I save turtles.
The first time I pulled up on a turtle crossing the road, I thought that someone’s pet had escaped its pen. But that was during my first week living in Florida, and I had yet to realize that turtles are to the roads of the sweltering south what deer are to the of the highways of the wild west: roadkill.
Have you ever seen a turtle that’s been run over? It’s as disgusting as you’d imagine. And twice as sad. Jumping out of the car to prevent turtle pancakes just feels like the right thing to do.
I heard a story about an old man who tossed starfish back into the ocean in the morning so the starfish wouldn’t die from exposure once the sun came up. Some teenager (or business man?) (or news reporter?) scoffed at the old man’s efforts and commented, “There are miles and miles of beaches, with starfish all along the way! You can’t possibly make a difference!”

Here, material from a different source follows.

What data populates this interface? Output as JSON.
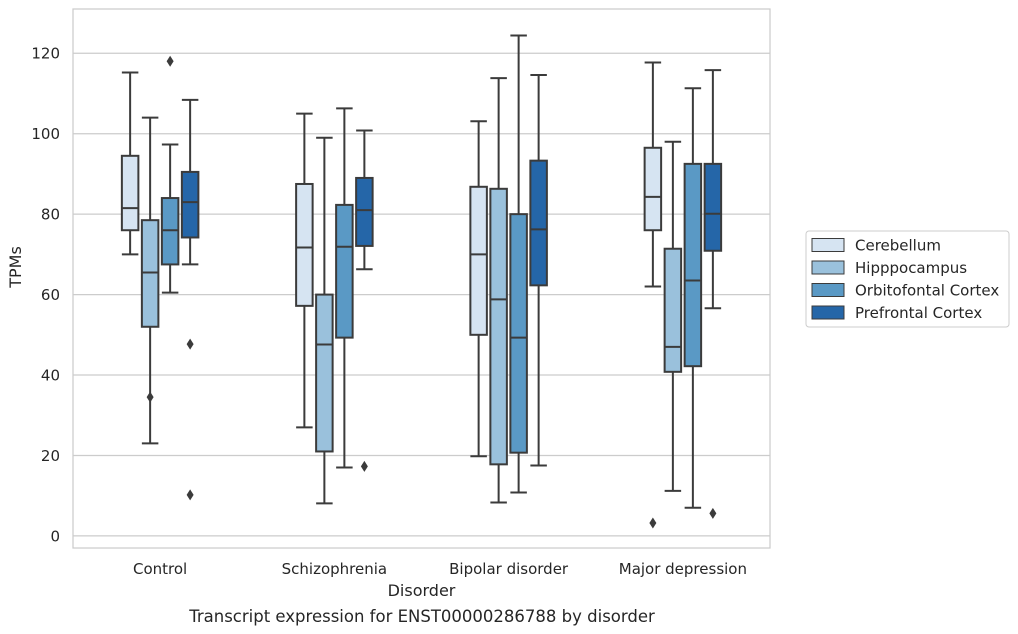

The old man replied, tossing another starfish into the ocean, “Made a difference to that one.”
Uh, STARFISH DON’T CARE!
And neither do turtles. In fact, the turtles seem more annoyed than appreciative, which, in turn, annoys me. The turtles flail their reptilian limbs. The bold ones try to bite. Some will even hiss.
I can’t help it though—I see a turtle in the road and instinctively turn on my hazards. The amount of traffic is no concern. The other cars can honk all they want. I’m saving a turtle.
To the dozen or so turtles I’ve saved out there: it might not have mattered to you, but it mattered to me. I know that sometimes you’ve just got to do what feels right, regardless of whether other people, turtles, or starfish give a hoot.